081119-image-hungary_parliament_building.jpg
Hungary's parliament building in Budapest

Hungary's October year-to-date balance of the cash-flow based general government budget showed a HUF 575.4bn deficit, only 57.6% of the full-year target. Budget execution is going better than planned, and it gives the government more wiggle room for more fiscal spending should it chose to do so. A year-end stimulus could translate into a higher fiscal impulse in 2020, counteracting a slowing economic activity.

Cash-flow based year-to-date central budget balance

Source: Ministry of Finance
Ministry of Finance

The monthly deficit came in at HUF 272bn out of which the majority (HUF 160bn) was related to net flows of EU money, as the government continued pre-financing with only a small amount of inflow from Brussels.
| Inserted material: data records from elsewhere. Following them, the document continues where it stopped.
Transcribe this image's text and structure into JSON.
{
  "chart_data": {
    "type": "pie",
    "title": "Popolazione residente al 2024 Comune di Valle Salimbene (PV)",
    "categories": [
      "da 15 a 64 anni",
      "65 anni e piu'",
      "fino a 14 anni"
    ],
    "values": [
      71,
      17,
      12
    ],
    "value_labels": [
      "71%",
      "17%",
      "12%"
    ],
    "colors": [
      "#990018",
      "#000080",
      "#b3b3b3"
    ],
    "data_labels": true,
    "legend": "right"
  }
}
Other than this, the different measures of the Economic Protection Action Plan are elevating the expenditure side. In November, another ad-hoc expenditure will burden the budget: a one-off premium for pensioners worth some HUF 50bn.

The revenues are still being driven by the tight labour market, high wage growth, elevated consumption and the retreat of the shadow economy. The collection of most taxes up to October rose to 81-88% of the budgeted revenue for 2019 as a whole; that's much higher than the average of the last four years. The revenue side of the budget is likely to overachieve. Should the government decide not to ramp up spending towards the end of the year, we see the final deficit figure coming in significantly better than the 1.8% of GDP target.